Australia's scandal-hit deputy PM quits amid claims of sexual harassment

Published February 23, 2018
Australia's Deputy Prime Minister Barnaby Joyce (R), already under fire over an affair, is now facing a sexual harassment allegation. — AFP
Australia's Deputy Prime Minister Barnaby Joyce (R), already under fire over an affair, is now facing a sexual harassment allegation. — AFP

Australia's scandal-hit deputy leader Barnaby Joyce announced on Friday that he was quitting and moving to the backbench amid claims of sexual harassment and controversy over an affair with a now-pregnant former aide.

Joyce, whose National Party rules alongside Prime Minister Malcolm Turnbull's Liberals, has been front-page news in Australia for two weeks since it emerged he had left his wife of 24 years for his younger former media adviser, who is now expecting their baby boy.

The 50-year-old had insisted he would ride out the storm but his position became untenable on Friday when a sexual harassment complaint against him, which he denies, was lodged with the party by an unnamed woman.

Joyce said at a press conference in Armidale, his rural New South Wales seat, that he would step down as Nationals leader and deputy prime minister at a party meeting on Monday.

"It's incredibly important that there be a circuit-breaker, not just for the parliament, but more importantly, a circuit-breaker for Vikki (his lover), for my unborn child, my daughters and for Nat (his wife)," he said.
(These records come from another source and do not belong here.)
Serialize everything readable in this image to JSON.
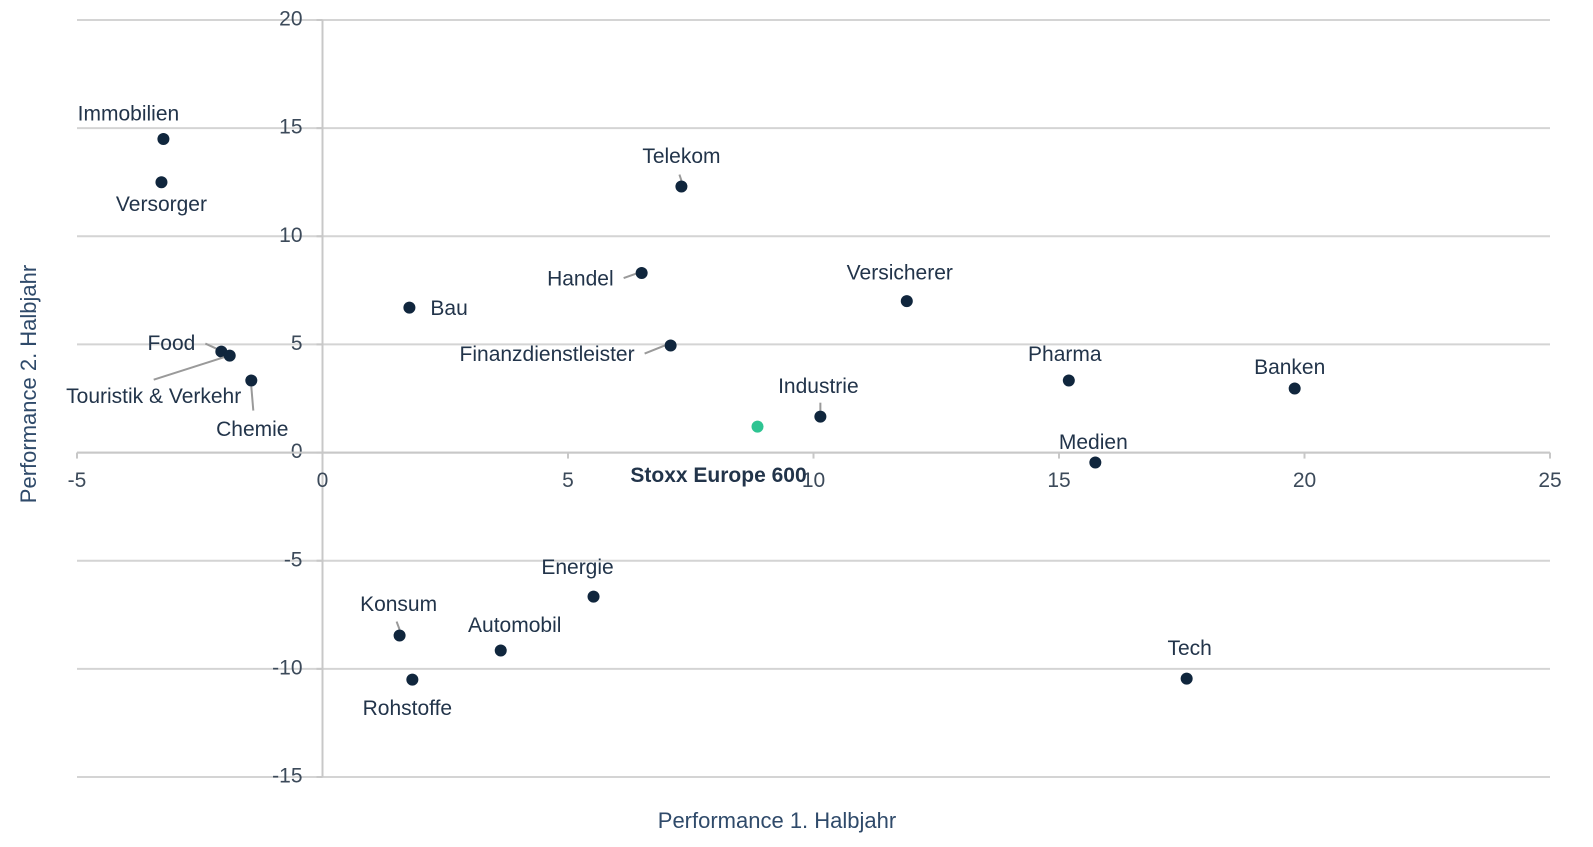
{
  "chart_data": {
    "type": "scatter",
    "x_label": "Performance 1. Halbjahr",
    "y_label": "Performance 2. Halbjahr",
    "xlim": [
      -5,
      25
    ],
    "ylim": [
      -15,
      20
    ],
    "xticks": [
      -5,
      0,
      5,
      10,
      15,
      20,
      25
    ],
    "yticks": [
      -15,
      -10,
      -5,
      0,
      5,
      10,
      15,
      20
    ],
    "grid": true,
    "points": [
      {
        "label": "Immobilien",
        "x": -3.24,
        "y": 14.5,
        "color": "#10263d"
      },
      {
        "label": "Versorger",
        "x": -3.28,
        "y": 12.5,
        "color": "#10263d"
      },
      {
        "label": "Telekom",
        "x": 7.31,
        "y": 12.3,
        "color": "#10263d"
      },
      {
        "label": "Handel",
        "x": 6.5,
        "y": 8.3,
        "color": "#10263d"
      },
      {
        "label": "Bau",
        "x": 1.77,
        "y": 6.7,
        "color": "#10263d"
      },
      {
        "label": "Versicherer",
        "x": 11.9,
        "y": 7.0,
        "color": "#10263d"
      },
      {
        "label": "Finanzdienstleister",
        "x": 7.09,
        "y": 4.95,
        "color": "#10263d"
      },
      {
        "label": "Food",
        "x": -2.06,
        "y": 4.67,
        "color": "#10263d"
      },
      {
        "label": "Touristik & Verkehr",
        "x": -1.89,
        "y": 4.48,
        "color": "#10263d"
      },
      {
        "label": "Chemie",
        "x": -1.45,
        "y": 3.33,
        "color": "#10263d"
      },
      {
        "label": "Pharma",
        "x": 15.2,
        "y": 3.33,
        "color": "#10263d"
      },
      {
        "label": "Banken",
        "x": 19.8,
        "y": 2.96,
        "color": "#10263d"
      },
      {
        "label": "Industrie",
        "x": 10.14,
        "y": 1.66,
        "color": "#10263d"
      },
      {
        "label": "Stoxx Europe 600",
        "x": 8.86,
        "y": 1.2,
        "color": "#2ec492"
      },
      {
        "label": "Medien",
        "x": 15.74,
        "y": -0.46,
        "color": "#10263d"
      },
      {
        "label": "Energie",
        "x": 5.52,
        "y": -6.66,
        "color": "#10263d"
      },
      {
        "label": "Konsum",
        "x": 1.57,
        "y": -8.46,
        "color": "#10263d"
      },
      {
        "label": "Automobil",
        "x": 3.63,
        "y": -9.15,
        "color": "#10263d"
      },
      {
        "label": "Rohstoffe",
        "x": 1.83,
        "y": -10.5,
        "color": "#10263d"
      },
      {
        "label": "Tech",
        "x": 17.6,
        "y": -10.45,
        "color": "#10263d"
      }
    ]
  }
}
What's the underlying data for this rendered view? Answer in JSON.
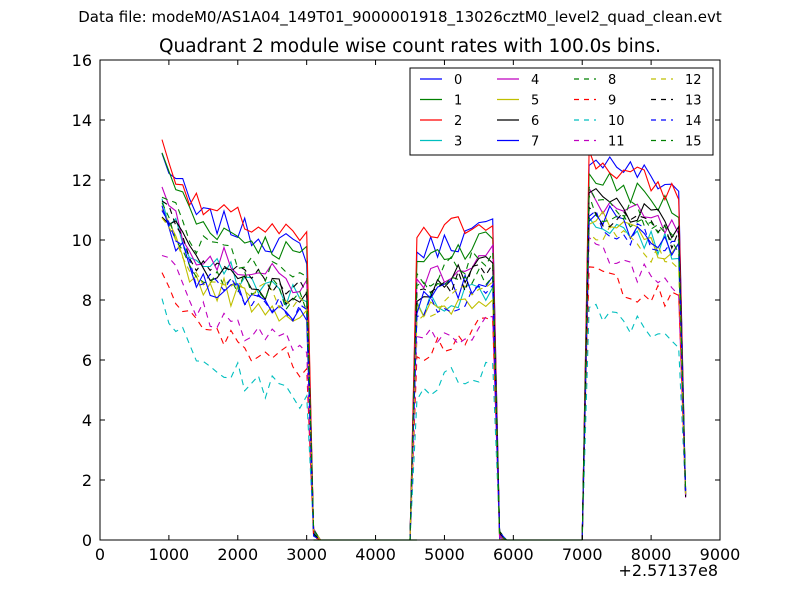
{
  "figure": {
    "suptitle": "Data file: modeM0/AS1A04_149T01_9000001918_13026cztM0_level2_quad_clean.evt",
    "title": "Quadrant 2 module wise count rates with 100.0s bins.",
    "x_offset_label": "+2.57137e8"
  },
  "chart_data": {
    "type": "line",
    "title": "Quadrant 2 module wise count rates with 100.0s bins.",
    "xlabel": "",
    "ylabel": "",
    "xlim": [
      0,
      9000
    ],
    "ylim": [
      0,
      16
    ],
    "x_offset": 257137000,
    "xticks": [
      0,
      1000,
      2000,
      3000,
      4000,
      5000,
      6000,
      7000,
      8000,
      9000
    ],
    "yticks": [
      0,
      2,
      4,
      6,
      8,
      10,
      12,
      14,
      16
    ],
    "grid": false,
    "legend_position": "top-right",
    "legend_columns": 4,
    "segments": [
      {
        "start": 900,
        "end": 3000
      },
      {
        "start": 4600,
        "end": 5700
      },
      {
        "start": 7100,
        "end": 8400
      }
    ],
    "series": [
      {
        "name": "0",
        "color": "#0000ff",
        "dash": "solid",
        "segment_levels": [
          11.2,
          10.2,
          12.1
        ]
      },
      {
        "name": "1",
        "color": "#008000",
        "dash": "solid",
        "segment_levels": [
          11.0,
          9.9,
          11.4
        ]
      },
      {
        "name": "2",
        "color": "#ff0000",
        "dash": "solid",
        "segment_levels": [
          11.5,
          10.6,
          11.9
        ]
      },
      {
        "name": "3",
        "color": "#00bfbf",
        "dash": "solid",
        "segment_levels": [
          9.6,
          8.3,
          10.0
        ]
      },
      {
        "name": "4",
        "color": "#bf00bf",
        "dash": "solid",
        "segment_levels": [
          10.0,
          9.3,
          10.6
        ]
      },
      {
        "name": "5",
        "color": "#bfbf00",
        "dash": "solid",
        "segment_levels": [
          9.0,
          8.1,
          9.9
        ]
      },
      {
        "name": "6",
        "color": "#000000",
        "dash": "solid",
        "segment_levels": [
          9.6,
          8.9,
          10.7
        ]
      },
      {
        "name": "7",
        "color": "#0000ff",
        "dash": "solid",
        "segment_levels": [
          9.1,
          8.5,
          10.2
        ]
      },
      {
        "name": "8",
        "color": "#008000",
        "dash": "dashed",
        "segment_levels": [
          9.5,
          8.7,
          10.3
        ]
      },
      {
        "name": "9",
        "color": "#ff0000",
        "dash": "dashed",
        "segment_levels": [
          7.4,
          6.9,
          8.2
        ]
      },
      {
        "name": "10",
        "color": "#00bfbf",
        "dash": "dashed",
        "segment_levels": [
          6.3,
          5.6,
          7.1
        ]
      },
      {
        "name": "11",
        "color": "#bf00bf",
        "dash": "dashed",
        "segment_levels": [
          8.0,
          7.1,
          8.9
        ]
      },
      {
        "name": "12",
        "color": "#bfbf00",
        "dash": "dashed",
        "segment_levels": [
          9.3,
          8.3,
          9.7
        ]
      },
      {
        "name": "13",
        "color": "#000000",
        "dash": "dashed",
        "segment_levels": [
          9.8,
          8.8,
          10.3
        ]
      },
      {
        "name": "14",
        "color": "#0000ff",
        "dash": "dashed",
        "segment_levels": [
          9.1,
          8.2,
          10.0
        ]
      },
      {
        "name": "15",
        "color": "#008000",
        "dash": "dashed",
        "segment_levels": [
          10.2,
          9.3,
          10.8
        ]
      }
    ]
  }
}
"This has got to stop. It's not fair on them. It's just completely and utterly unwarranted, the sort of observation that's happened."

Joyce, who has also been criticised for living in an apartment rent-free with now partner Vikki Campion after splitting with his wife, was due to be the acting prime minister this week with Turnbull meeting US President Donald Trump in Washington.

But he opted to take leave.

With Foreign Minister Julie Bishop also out of the country, the role has been assumed by Senate leader Mathias Cormann, who said ahead of Joyce's decision that any harassment claim must be taken seriously.

"Any allegation of sexual harassment is a very serious allegation," he told reporters. "I understand that a formal complaint has been made, and that that complaint is being investigated."

Joyce called the claim "spurious and defamatory" and said he wanted it investigated by the authorities.

"I have asked that that be referred to the police," he said, while admitting it had been "the straw that broke the camel's back".

"It's quite evident that you can't go to the despatch box with issues like that surrounding you."

Riveted Australia

The daily media headlines on the scandal have riveted the Australian public and sparked debate about workplace culture amid the global #MeToo movement against sexual harassment.

But it has also highlighted the perilous state of the coalition government, which just a few months ago survived a crisis over lawmakers' dual citizenship that threatened its wafer-thin parliamentary majority.

Last week a furious Turnbull, who relies on the smaller National Party to govern, savaged Joyce for "a shocking error of judgement", leading his deputy to fire back that the prime minister was "inept".

In a statement from Washington, Turnbull Friday thanked Joyce for being "a fierce advocate for rural and regional Australia", while insisting the Nationals-Liberal coalition was "undiminished" by the scandal.

But Labor opposition leader Bill Shorten called it "fundamentally damaged" and accused Turnbull of "an atrocious lack of judgement".

"The fact that this scandal has dragged on for 16 days has been damaging to the government, but more importantly, the country," he said.

Joyce's decision to quit came with colleagues reportedly growing increasingly frustrated with his handling of the love-child scandal.

Joyce had opted to give several media interviews this week, at a time when he was expected to be on leave and out of the spotlight, prompting two of the party's backbenchers to publicly call on him to resign.

Junior Nationals minister David Gillespie has indicated he would be a candidate for the vacancy, while reports said Veterans Affairs Minister Michael McCormack had significant backing.

The new Nationals leader will automatically become deputy prime minister, under a coalition agreement between the two major parties of the centre-right.